第三章 天子脚下是非多(19)

清朝官场的陋习是,小官明着给大官送礼。此外,还有另外一种贿赂叫做陋规。就是每逢端午节、中秋节、年节及孔子诞辰、老师的生日之时,根据自己所担任职务的富庶程度,给大官送礼,大家相互学习,形成了风气,并成为了一种制度。袁世凯认为这种风气不除,吏治就不能有起色,但事实上道台知府等官员的俸禄非常少,很难供给生活所需,全仰仗着州县的这种陋规来挣钱。袁世凯于是给官员们增加俸禄,将陋规废除。章程讨论确定之后,袁世凯又上疏将此事报告皇上。疏云:

奏为整顿吏治,现将道府厅州所有各项陋规,一律酌改公费,以端仕习而维政体,恭折仰祈圣鉴事。窃维国家设官,大小相维,非第以辨等威,亦所有以示防检,故民受制于官,而官之小者,又递受制于长官。长官不能正已以率属,斯下僚益务媚上而剥民,求其弊绝风清,必不可得。传曰:官之失德,宠赂章也。
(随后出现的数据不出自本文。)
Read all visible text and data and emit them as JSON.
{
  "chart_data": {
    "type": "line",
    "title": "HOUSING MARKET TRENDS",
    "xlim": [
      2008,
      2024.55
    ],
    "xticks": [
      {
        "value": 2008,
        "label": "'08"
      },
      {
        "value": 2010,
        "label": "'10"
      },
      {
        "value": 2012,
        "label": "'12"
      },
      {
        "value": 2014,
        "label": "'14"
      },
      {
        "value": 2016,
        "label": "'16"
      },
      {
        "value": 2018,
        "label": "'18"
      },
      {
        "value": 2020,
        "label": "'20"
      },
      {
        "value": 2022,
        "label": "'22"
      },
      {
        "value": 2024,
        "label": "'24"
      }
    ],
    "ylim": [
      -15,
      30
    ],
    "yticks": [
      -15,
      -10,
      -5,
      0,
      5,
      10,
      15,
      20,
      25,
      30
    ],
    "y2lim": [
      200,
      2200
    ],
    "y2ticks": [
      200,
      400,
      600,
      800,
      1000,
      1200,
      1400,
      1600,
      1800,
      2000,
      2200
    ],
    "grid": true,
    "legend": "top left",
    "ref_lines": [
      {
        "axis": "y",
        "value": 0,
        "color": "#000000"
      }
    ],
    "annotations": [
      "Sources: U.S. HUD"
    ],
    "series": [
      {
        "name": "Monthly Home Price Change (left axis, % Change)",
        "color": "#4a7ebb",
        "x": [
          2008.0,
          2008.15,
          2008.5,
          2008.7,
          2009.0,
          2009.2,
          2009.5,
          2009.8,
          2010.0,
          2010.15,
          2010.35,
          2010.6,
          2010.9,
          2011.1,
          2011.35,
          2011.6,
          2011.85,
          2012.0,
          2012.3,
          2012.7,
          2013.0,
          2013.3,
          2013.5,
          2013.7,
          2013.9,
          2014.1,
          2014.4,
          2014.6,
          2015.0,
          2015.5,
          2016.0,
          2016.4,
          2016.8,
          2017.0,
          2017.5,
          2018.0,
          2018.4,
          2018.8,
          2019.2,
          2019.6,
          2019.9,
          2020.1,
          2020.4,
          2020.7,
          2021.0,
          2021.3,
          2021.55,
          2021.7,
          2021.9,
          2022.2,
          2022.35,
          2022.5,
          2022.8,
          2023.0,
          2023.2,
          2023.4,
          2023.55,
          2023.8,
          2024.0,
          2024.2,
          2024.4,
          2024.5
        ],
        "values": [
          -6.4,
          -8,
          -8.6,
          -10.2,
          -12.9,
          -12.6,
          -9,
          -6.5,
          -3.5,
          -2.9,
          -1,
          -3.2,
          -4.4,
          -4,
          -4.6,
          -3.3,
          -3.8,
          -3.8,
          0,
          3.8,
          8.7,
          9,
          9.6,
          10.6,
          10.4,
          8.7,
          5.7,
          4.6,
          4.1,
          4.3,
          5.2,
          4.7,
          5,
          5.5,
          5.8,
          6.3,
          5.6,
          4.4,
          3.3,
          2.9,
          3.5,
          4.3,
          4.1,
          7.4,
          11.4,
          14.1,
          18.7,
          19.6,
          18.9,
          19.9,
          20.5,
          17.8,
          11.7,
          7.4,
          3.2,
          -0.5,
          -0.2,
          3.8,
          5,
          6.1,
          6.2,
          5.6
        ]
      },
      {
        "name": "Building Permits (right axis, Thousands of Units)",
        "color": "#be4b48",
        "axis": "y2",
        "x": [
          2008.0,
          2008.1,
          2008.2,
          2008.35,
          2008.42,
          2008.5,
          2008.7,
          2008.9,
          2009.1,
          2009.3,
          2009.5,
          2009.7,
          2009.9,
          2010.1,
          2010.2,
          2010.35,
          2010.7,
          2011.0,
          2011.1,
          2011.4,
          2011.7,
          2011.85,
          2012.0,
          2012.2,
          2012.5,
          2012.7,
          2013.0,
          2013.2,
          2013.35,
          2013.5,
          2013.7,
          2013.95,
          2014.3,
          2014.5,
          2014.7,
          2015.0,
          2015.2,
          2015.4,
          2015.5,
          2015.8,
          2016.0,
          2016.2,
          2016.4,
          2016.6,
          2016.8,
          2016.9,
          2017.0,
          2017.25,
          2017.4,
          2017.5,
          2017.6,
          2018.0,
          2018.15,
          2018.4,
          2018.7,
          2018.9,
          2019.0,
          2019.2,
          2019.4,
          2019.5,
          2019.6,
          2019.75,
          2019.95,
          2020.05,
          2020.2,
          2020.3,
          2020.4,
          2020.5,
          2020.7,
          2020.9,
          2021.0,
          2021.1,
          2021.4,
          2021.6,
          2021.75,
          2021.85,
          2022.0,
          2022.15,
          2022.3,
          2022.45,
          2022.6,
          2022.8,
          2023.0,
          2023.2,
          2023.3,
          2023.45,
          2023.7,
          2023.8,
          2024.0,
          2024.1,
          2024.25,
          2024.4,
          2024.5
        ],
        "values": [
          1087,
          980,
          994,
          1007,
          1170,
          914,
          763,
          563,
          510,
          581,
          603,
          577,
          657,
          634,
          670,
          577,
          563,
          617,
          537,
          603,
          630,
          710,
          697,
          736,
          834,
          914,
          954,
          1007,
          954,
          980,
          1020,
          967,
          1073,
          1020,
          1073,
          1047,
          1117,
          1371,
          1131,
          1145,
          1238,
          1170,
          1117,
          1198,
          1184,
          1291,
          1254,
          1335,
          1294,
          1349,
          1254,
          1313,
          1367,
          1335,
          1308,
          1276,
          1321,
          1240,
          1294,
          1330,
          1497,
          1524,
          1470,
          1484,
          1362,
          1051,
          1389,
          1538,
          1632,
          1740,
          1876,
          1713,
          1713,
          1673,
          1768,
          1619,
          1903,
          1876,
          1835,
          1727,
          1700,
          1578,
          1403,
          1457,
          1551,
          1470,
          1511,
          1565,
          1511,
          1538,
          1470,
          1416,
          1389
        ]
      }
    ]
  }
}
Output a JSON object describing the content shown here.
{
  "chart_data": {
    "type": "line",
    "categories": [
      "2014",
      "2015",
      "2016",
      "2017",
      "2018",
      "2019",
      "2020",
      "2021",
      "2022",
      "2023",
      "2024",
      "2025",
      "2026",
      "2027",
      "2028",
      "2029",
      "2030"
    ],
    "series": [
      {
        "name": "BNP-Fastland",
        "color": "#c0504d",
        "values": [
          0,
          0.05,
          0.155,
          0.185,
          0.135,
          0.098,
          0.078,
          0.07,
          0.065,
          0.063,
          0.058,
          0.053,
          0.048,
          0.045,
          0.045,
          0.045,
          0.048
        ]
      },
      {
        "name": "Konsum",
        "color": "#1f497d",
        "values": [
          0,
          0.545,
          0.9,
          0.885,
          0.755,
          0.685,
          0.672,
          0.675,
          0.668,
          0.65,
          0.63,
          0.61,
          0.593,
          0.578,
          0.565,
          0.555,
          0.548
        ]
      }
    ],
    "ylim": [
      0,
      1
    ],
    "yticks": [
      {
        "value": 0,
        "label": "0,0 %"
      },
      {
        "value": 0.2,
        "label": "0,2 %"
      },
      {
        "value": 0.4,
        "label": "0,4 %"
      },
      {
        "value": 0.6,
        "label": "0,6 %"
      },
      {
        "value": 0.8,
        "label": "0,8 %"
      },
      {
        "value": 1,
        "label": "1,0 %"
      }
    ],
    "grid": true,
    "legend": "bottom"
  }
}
近世仕习日坏,吏治日偷,其贿赂潜通者,或当慑于公益怵于人言,而不能公然婪索,其有明目张胆昌言不讳,与之而俨为成例,取之而不觉其非者,则莫如收受陋规一事。

查直隶道府,并四路厅六直隶州,均有表率僚吏,考核属员之责,然惟直隶州尚有粮赋平余,其道府厅除廉俸外别无进款,禄入既甚微薄,而办公用度,又甚浩繁,乃不得不取给于属吏。于是订为规则,到任有费,节寿有费,查灾查保甲有费,甚或车马薪水,莫不有费。此等风气大抵各省皆然。非仅直隶有之,虽相沿已久,不同暮夜苞苴,但平时既受陋规,即遇事不无瞻顾。设一旦见有不肖之属吏,为上司者欲破除情面,据实纠参,或往往为其下所挟持,不克径行其志。吏治之弊,所由来也。当此修明内政之时,必以整顿官方为当务之急。然平情而论,又必须先有养人之廉,而后可以止人之贪。使举所有陋规,扫荡而廓清之,而不筹给办公之费,则一切应用之款均无所出,势难责其治理地方。现以国帑空虚,诚不能另增公费,莫如姑就旧有之陋规,作化私为公之一法。

臣通饬道府厅州各将每年应得属员规费,据实开报,和盘托出,即按其向来所得之多寡明定等差,酌给公费。拟定大顺广道月支银一千两,清河道月支银九百两,通永道月支银七百两,天津道月支银六百两,口北道月支银五百两,霸昌道月支银三百五十两。保定、永平、河间各府,均月支银六百两,天津、正定、顺德、大名、广平、宣化各府,均月支银五百两。东路厅月支银二百五十两,南路厅月支银一百三十两,北路厅月支银一百一十两,西路厅月支银一百两。赵州、冀州、深州均月支银一百两,遵化州、易州、定州均月支银五十两。其各州县仍将向来应出节寿等项,一律径解司库,不加耗费,另款存储。道府厅州应支公费,按月赴司库请领,不准折扣,闰月不计。司库统计出入,如有不敷,另筹弥补。自此定章以后,道府厅州不准与所属州县有分毫私相授受之事,倘敢巧立名目,藉端敛派,及不肖州县设计馈献,尝试逢迎,均准随时据实禀揭,查实后按脏私例严参治罪。其别经发觉者,与受同科。如此一转移间,化暧昧为光明,廉吏既不病难为,墨吏更无所藉手。长官不必有额外之需索,自可洁己以正人;下僚不敢作非分之钻营,相与奉公而勤职。庶几大法小廉,而吏治可期蒸蒸日上。臣为端仕习而维政体起见,除咨顺天府府尹外,理合恭折具陈。